A well-crafted Part 36 offer can shift the costs burden decisively in your favour. It's one of the sharpest tools in the litigation toolkit. But the recent decision in Cooper and others v Ludgate House Ltd [2026] EWHC 484 (Ch) is a reminder that overcomplicating an offer with non-monetary conditions can strip away the very costs protection you were trying to secure.

What happened?

The Claimants, Mr Cooper and Mr and Mrs Powell, were the owners of flats within a development that was adversely affected by the Defendant's building works. They commenced proceedings alleging an infringement of their right to light and sought an injunction to halt the development or, alternatively, damages. Before trial, in November 2024, the Defendant made Part 36 offers of £500,000 to each Claimant. 

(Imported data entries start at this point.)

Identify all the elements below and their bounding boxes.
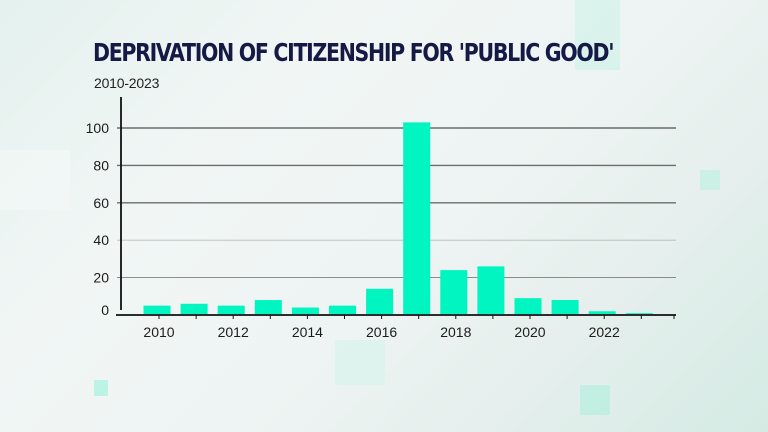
bar-2013 — [254, 300, 282, 314]
bar-2016 — [366, 288, 394, 314]
bars — [143, 122, 653, 314]
bar-2019 — [477, 266, 505, 314]
bar-2022 — [588, 311, 616, 314]
background-decoration — [575, 0, 620, 70]
x-tick-label: 2014 — [292, 324, 323, 340]
y-tick-label: 40 — [93, 232, 109, 248]
background-decoration — [700, 170, 720, 190]
background-decoration — [94, 380, 108, 396]
axes — [116, 97, 676, 319]
x-tick-labels: 2010 2012 2014 2016 2018 2020 2022 — [143, 324, 620, 340]
x-tick-label: 2016 — [366, 324, 397, 340]
bar-2017 — [403, 122, 431, 314]
bar-2023 — [625, 313, 653, 314]
bar-2014 — [291, 307, 319, 314]
x-tick-label: 2022 — [589, 324, 620, 340]
bar-2018 — [440, 270, 468, 314]
x-tick-label: 2018 — [440, 324, 471, 340]
y-tick-label: 100 — [86, 120, 110, 136]
x-tick-label: 2010 — [143, 324, 174, 340]
bar-2015 — [329, 305, 356, 314]
bar-2011 — [180, 303, 208, 314]
y-tick-label: 20 — [93, 270, 109, 286]
bar-2021 — [551, 300, 579, 314]
bar-2012 — [217, 305, 245, 314]
background-decoration — [335, 340, 385, 385]
chart-subtitle: 2010-2023 — [94, 75, 160, 91]
y-tick-labels: 0 20 40 60 80 100 — [86, 120, 110, 318]
bar-2010 — [143, 305, 171, 314]
background-decoration — [0, 150, 70, 210]
y-tick-label: 0 — [101, 302, 109, 318]
y-tick-label: 80 — [93, 157, 109, 173]
background-decoration — [580, 385, 610, 415]
gridlines — [117, 127, 676, 279]
x-tick-label: 2012 — [218, 324, 249, 340]
bar-2020 — [514, 298, 542, 314]
y-tick-label: 60 — [93, 195, 109, 211]
chart-title: DEPRIVATION OF CITIZENSHIP FOR 'PUBLIC G… — [93, 38, 614, 67]
x-tick-label: 2020 — [514, 324, 545, 340]
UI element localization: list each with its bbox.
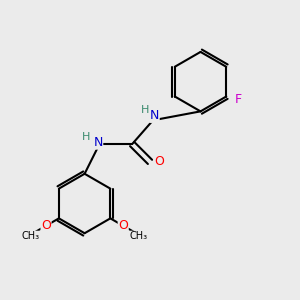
Text: N: N bbox=[150, 109, 159, 122]
Text: N: N bbox=[93, 136, 103, 149]
Text: F: F bbox=[235, 93, 242, 106]
Text: O: O bbox=[118, 219, 128, 232]
Text: CH₃: CH₃ bbox=[130, 231, 148, 241]
Text: H: H bbox=[141, 105, 149, 115]
Text: O: O bbox=[41, 219, 51, 232]
Text: O: O bbox=[27, 234, 28, 235]
Text: H: H bbox=[82, 132, 90, 142]
Text: O: O bbox=[154, 155, 164, 168]
Text: CH₃: CH₃ bbox=[22, 231, 40, 241]
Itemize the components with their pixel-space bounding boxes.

At trial, the court refused to grant injunctive relief but awarded damages to the Claimants in the sums of approximately £397,000 to Mr Cooper and £568,000 to the Powells. On paper, Mr Cooper's award fell approximately £100,000 short of that figure and the Defendant accordingly contended that it had beaten its offer and was entitled to the costs consequences under CPR 36.17(3). 

However, the Defendant's offers came with a catch. As a condition of acceptance, the Claimants would have been required to relinquish not only their existing claims but also any future entitlement to statutory compensation under section 204 of the Housing and Planning Act 2016 in relation to a neighbouring site the Defendant's associated company planned to develop. The Claimants were, in effect, being asked to forfeit prospective rights that bore no direct connection to the claim before the court and that were, by their nature, incapable of quantification. 

The court's decision

Fancourt LJ held that the court could not properly assess the Defendant's offers by a straightforward comparison of the headline cash figures. The burden of proving that the recipient of the offer had failed to obtain a more advantageous judgment sat with the offeror, in this case the Defendant. Where a Part 36 offer required the offeree to surrender something beyond the subject matter of the extant proceedings, the court must evaluate the value of that additional element. In the present case, the future statutory compensation rights were inherently unquantifiable as they related to a development that hadn't yet taken place. Accordingly, the offeror's burden had not been discharged and so the Part 36 costs consequences did not apply.

What this means for your Part 36 strategy

For offerors, the message is clear: keep your Part 36 offers simple and quantifiable. It's tempting to extract broader concessions through a settlement offer, such as waivers of future claims or releases over unrelated matters. Commercially, that may make sense. But Cooper shows the litigation risk. If the court can't put a reliable figure on a non-monetary element, it won't determine whether the offer was beaten, and the costs protection of the Part 36 regime could be lost.

If you're on the receiving end of an offer bundled with hard-to-value conditions, Cooper gives you a strong basis to resist the costs consequences even if your damages award falls below the quantifiable headline figure.

Our view

Cooper is a useful reminder that the efficacy of a Part 36 offer turns not merely on the headline figure, but on the clarity and simplicity of the offer as a whole. An offeror who seeks to use the Part 36 regime as a vehicle for extracting wide-ranging concessions risks undermining the very mechanism upon which it relies. The safest approach remains a straightforward, readily quantifiable offer that leaves the court in no doubt about the comparison it is required to make.